Unstructured environments may also be approachable when using images that contain information regarding their state that simplify their complexity. For instance, the problem of generating proposals for object detection in a complex indoor scene may be simplified if depth or thermal information is available, and the target objects have a known shape and size.

As a proof of concept of these ideas, we implemented a detector for human soccer players as observed by thermal cameras (see Fig. 13). The detector consists of a proposal generator similar to that described in Sect. 3.7, and a CNN-based classifier that has the RobotNet architecture (see Table 1).

For training and evaluating this detector, the data set presented in Gade and Moeslund (2018) was utilized. This data set is constructed by stitching three simultaneously obtained thermal images from an AXIS Q1922 thermal camera, resulting in 1920 \(\times \) 480 pixels images. These images contain between six to eight soccer players in and indoor field (Gade and Moeslund 2018).
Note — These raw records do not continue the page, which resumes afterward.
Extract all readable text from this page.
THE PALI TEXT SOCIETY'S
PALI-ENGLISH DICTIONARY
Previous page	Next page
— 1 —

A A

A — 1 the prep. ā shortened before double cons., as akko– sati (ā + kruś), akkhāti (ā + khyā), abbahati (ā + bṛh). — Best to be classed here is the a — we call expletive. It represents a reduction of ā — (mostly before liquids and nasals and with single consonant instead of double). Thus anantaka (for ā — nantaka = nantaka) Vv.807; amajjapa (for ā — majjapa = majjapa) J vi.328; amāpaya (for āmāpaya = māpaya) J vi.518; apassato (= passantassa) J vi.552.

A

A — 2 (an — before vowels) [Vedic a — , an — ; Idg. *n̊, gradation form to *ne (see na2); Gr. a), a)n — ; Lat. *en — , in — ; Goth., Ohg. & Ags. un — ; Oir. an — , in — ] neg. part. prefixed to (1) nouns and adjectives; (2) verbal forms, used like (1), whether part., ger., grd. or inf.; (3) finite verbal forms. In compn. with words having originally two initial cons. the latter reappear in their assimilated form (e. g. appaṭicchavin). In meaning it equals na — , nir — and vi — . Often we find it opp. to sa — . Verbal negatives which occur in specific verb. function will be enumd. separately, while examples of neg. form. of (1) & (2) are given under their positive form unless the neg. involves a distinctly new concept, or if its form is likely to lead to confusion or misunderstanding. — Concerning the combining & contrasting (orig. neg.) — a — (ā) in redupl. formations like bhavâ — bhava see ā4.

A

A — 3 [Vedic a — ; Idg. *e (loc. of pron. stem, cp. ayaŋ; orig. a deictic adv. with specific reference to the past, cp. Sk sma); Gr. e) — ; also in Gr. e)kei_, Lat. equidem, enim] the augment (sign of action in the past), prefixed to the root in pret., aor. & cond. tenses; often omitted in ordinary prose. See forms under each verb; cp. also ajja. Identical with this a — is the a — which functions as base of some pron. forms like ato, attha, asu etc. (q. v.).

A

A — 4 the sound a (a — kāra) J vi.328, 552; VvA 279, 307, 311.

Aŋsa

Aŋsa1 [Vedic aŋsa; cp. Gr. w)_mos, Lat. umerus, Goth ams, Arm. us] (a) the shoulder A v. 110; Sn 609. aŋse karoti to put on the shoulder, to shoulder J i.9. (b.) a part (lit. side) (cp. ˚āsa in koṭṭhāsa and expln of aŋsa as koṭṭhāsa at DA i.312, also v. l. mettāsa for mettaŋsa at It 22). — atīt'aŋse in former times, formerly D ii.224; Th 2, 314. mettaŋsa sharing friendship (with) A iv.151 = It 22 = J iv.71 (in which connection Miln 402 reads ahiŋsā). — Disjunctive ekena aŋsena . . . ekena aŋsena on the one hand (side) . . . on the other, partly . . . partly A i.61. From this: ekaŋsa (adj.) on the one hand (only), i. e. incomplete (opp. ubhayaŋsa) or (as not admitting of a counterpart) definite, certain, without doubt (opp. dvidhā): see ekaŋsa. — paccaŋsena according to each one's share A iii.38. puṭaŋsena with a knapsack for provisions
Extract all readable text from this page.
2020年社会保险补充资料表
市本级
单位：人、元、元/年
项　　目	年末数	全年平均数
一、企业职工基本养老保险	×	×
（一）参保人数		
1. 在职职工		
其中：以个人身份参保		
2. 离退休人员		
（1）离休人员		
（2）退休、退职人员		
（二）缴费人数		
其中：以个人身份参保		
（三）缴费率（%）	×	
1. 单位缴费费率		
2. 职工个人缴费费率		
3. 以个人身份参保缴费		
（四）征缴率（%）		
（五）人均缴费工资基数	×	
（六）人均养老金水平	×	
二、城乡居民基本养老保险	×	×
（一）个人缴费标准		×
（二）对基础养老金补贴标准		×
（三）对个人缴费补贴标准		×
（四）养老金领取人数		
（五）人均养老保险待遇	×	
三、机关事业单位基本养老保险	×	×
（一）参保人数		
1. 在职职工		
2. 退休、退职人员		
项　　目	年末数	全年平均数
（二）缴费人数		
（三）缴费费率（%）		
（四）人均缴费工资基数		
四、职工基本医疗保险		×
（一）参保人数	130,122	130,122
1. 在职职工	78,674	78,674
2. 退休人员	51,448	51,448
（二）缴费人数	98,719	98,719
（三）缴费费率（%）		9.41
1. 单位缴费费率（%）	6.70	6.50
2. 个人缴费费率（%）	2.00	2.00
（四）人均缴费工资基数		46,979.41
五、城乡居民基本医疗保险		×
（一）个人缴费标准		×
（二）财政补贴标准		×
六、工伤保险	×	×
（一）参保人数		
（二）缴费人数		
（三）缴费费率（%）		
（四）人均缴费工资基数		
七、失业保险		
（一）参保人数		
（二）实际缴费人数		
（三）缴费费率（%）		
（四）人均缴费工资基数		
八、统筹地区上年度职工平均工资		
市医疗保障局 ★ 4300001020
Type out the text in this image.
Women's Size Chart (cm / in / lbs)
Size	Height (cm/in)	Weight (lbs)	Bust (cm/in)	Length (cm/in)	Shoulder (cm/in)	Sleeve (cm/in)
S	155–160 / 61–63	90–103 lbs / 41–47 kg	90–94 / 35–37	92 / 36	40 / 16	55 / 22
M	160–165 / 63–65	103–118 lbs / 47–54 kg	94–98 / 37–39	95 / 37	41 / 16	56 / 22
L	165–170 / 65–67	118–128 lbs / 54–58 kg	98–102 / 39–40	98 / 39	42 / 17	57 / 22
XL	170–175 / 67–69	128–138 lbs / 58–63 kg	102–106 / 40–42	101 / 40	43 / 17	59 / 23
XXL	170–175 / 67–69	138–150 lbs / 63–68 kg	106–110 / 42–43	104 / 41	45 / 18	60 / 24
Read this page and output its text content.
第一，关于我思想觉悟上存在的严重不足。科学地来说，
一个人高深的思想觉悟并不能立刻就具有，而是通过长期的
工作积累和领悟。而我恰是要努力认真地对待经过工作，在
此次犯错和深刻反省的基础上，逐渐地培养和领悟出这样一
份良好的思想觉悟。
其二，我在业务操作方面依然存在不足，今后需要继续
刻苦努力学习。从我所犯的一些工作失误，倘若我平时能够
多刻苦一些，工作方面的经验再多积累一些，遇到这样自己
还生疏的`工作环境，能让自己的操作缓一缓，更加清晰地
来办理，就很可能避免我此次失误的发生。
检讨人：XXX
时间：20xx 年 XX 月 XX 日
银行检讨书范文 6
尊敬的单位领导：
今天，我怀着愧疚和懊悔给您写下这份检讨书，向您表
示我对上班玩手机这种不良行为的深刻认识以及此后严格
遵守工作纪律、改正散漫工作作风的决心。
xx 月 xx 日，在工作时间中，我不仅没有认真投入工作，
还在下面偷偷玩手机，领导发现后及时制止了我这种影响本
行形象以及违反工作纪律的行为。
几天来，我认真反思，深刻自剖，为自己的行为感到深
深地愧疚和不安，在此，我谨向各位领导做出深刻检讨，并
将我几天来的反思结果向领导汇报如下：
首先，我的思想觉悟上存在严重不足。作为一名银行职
As a proposal generator of the human players, the ball proposal generator described in Sect. 3.7 was modified so that the support region of the DoG filters applied would coarsely match the silhouette of the players. Moreover, these non-square filters were applied using two different scales. Contrary to the approach adopted for ball detection, the proposal generator this time was applied over the entire image. The produced proposals are resized to 32 \(\times \) 32 pixels, and fed to a CNN-based classifier that was trained using labeled proposals from a fraction of the data set.

Figure 13 shows the results provided by the detector over two image samples. The performance metrics for the detector are displayed in Table 7. The performance of the detector could be further improved using tracking, which integrates information over time and thus reduces the number of false negatives by propagating information between consecutive frames, as proposed in Gade and Moeslund (2018). Including more heuristics to the region proposal generator could also improve the overall detector’s performance. However this falls outside the scope of this paper. Overall, these results support our hypothesis regarding the applicability of the proposed approach to domains beyond the RoboCup SPL, as suitable solutions can be obtained by constructing systems based on some of the processing pipelines of our detectors and their CNN-based classifiers.

Fig. 13
figure 13

Human soccer players’ detection in thermal cameras. a Correctly detected players, b a false negative detection, and two players incorrectly grouped as one

Table 7 Performance of the human soccer players detector

6 Conclusions

This paper describes a new vision framework that does not use any color information. This is a novel approach for vision systems designed for the RoboCup SPL, achieving very high performance while being computationally inexpensive.

The proposed vision system we present introduces four new modules: a redesigned robot detector, a visual robot orientation estimator, a brand new ball detector, and finally, a color-free field lines and features detector. All modules developed for this paper are able to run simultaneously in real-time when deployed on a NAO robot playing soccer.

Moreover, we demonstrate that CNN-based classifiers are a useful tool to solve most of the perception requirements of humanoid soccer robotics, and generally translate in an overall better performance of the corresponding modules when coupled with good region proposal algorithms, and a proper use of design and training techniques.

Furthermore, the proposed framework is successfully validated in a different domain, where human soccer players are detected using thermal images. This shows the applicability of the proposed framework beyond soccer robotics.